The Maharashtra government’s threat to banks that they would face strict action — even face First Information Reports (FIRs) — if they asked farmers for credit scores smacks of high-handedness. At a state-level bankers’ committee meeting on Monday, Chief Minister Devendra Fadnavis asked banks to not insist on credit scores — or CIBIL scores — while sanctioning crop loans to farmers. Apart from the fact that such threats are totally uncalled for, and do not befit the status of the chief minister of a large state like Maharashtra, they are also outside the remit of the powers of politicians. Framing the lending process — including the necessary checks and balances — is the prerogative of lenders. At the end of the day, banks are working with public funds and they alone are responsible for their safety; they must ensure that the money generates adequate returns so that depositors can be paid the promised rate of interest. As such, outsiders, who do not shoulder this responsibility, cannot be dictating terms to lenders.

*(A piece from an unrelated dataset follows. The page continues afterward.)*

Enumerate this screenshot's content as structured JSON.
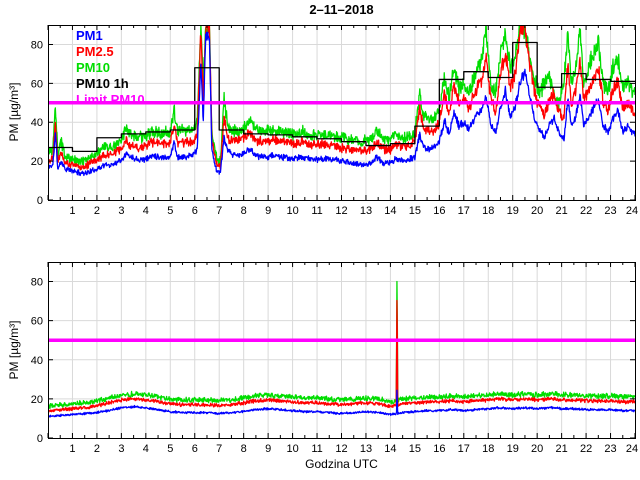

Admittedly, a credit history for most farmers will take time to be built as they typically borrow money from the local moneylenders and even relatives. And none of these people report to credit bureaus for obvious reasons. Also, these are still early days for farmers getting into the formal financial ecosystem through schemes like Jan Dhan Yojana. This creates a catch-22 situation for banks who tend to avoid lending to small and marginal farmers due to the risk perception. But threat to file FIRs is not the solution. Lending to the agriculture sector is not the easiest of businesses; it is not simply about assessing the creditworthiness of farmers but also taking into account other factors including the weather. It is no surprise that banks have run up very high levels of agriculture non-performing assets (NPAs).
In March 2022, it was as high as 9% but has since come down. At the end of September 2024, agri-NPAs stood at 6.25%, compared with 2.9% for industry, and 2.5% for services. Nonetheless, the farm sector has seen good credit flows with the Reserve Bank of India mandating that banks lend 18% of their adjusted net bank credit to the agriculture sector. Within this target, 14% had been set for non-corporate farmers, of which a target of 10% is prescribed for small and marginal farmers. Total lending to the agriculture and allied activities grew by 10.4% in FY25, which is more or less in sync with the total non-food credit growth of 11%. In the previous year, agri-credit grew 19.3%, again in line with the total lending of 20%.

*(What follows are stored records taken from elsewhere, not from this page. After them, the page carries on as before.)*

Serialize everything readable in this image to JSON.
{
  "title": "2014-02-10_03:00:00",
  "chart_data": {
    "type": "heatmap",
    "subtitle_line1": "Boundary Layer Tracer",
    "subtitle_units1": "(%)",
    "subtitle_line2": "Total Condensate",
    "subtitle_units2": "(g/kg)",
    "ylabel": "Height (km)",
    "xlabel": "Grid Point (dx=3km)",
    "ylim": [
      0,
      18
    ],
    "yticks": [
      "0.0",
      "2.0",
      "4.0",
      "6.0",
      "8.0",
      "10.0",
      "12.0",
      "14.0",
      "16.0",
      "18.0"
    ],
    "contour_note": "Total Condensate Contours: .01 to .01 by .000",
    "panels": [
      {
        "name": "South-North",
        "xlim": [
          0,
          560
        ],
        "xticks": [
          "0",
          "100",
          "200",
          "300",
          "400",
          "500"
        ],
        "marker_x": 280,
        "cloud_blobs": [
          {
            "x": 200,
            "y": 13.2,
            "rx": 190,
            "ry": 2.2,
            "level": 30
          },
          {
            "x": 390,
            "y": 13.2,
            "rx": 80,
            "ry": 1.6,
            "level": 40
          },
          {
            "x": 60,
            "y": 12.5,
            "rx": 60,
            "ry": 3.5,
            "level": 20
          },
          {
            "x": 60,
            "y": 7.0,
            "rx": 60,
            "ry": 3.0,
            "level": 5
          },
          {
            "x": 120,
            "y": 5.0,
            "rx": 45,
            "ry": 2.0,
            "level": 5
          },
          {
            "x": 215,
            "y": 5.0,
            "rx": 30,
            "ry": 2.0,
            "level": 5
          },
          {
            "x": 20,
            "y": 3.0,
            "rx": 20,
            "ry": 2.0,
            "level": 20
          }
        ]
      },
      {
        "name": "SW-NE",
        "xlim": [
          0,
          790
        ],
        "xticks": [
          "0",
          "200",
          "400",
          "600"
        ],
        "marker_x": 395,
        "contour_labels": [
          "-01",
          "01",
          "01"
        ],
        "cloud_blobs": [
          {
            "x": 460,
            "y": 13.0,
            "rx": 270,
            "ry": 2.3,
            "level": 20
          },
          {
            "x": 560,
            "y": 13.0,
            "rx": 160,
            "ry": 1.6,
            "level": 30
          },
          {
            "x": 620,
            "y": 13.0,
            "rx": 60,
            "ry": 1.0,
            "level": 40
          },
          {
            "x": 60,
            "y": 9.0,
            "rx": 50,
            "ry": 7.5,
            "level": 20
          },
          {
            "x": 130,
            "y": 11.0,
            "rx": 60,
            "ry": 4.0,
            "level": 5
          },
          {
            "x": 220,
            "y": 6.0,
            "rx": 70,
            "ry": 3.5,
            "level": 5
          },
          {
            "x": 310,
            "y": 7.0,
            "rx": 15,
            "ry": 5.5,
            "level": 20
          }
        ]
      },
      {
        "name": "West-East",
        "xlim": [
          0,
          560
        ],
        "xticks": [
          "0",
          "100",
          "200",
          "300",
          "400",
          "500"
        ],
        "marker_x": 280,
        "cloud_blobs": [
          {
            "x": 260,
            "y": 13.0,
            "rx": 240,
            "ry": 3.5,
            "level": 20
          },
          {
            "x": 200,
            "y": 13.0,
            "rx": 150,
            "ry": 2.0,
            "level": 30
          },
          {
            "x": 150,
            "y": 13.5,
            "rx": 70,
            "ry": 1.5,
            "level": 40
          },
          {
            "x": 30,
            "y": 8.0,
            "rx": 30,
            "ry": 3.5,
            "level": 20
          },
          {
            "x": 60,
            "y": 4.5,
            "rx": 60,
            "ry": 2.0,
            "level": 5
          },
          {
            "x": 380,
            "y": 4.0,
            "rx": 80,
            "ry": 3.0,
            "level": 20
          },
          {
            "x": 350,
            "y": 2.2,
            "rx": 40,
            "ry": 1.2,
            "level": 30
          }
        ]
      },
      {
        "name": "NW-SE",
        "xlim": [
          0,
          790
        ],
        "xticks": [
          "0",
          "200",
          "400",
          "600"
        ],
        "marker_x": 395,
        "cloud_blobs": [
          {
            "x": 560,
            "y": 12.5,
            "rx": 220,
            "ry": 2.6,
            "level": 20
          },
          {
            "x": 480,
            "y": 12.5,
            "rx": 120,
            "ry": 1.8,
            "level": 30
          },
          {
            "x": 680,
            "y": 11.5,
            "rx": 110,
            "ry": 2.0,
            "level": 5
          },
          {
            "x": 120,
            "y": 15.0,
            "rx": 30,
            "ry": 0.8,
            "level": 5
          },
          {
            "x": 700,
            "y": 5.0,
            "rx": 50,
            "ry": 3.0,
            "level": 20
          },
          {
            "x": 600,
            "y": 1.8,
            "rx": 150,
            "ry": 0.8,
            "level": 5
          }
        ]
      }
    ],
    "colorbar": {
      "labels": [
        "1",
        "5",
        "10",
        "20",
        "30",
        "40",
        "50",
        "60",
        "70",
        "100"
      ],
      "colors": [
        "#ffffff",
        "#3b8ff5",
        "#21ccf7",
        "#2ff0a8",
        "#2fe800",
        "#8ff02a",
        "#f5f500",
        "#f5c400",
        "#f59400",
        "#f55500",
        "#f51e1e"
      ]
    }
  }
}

One reason for the elevated agri-NPAs has been the loan waivers by state governments — typically at the time of going to the polls. While the quantum of loans waived is repaid to the banks by the state government concerned, such announcements vitiate the loan culture. Borrowers believe they can get away by not paying up. A similar situation has been seen in the microfinance sector. Interventions by state governments — most recently Karnataka and Tamil Nadu — asked lenders not to cause borrowers “undue hardship” while recovering their loans. State governments are welcome to support farmers by disbursing a part of the loan or providing free crop insurance but they simply cannot direct banks to go easy on proper homework.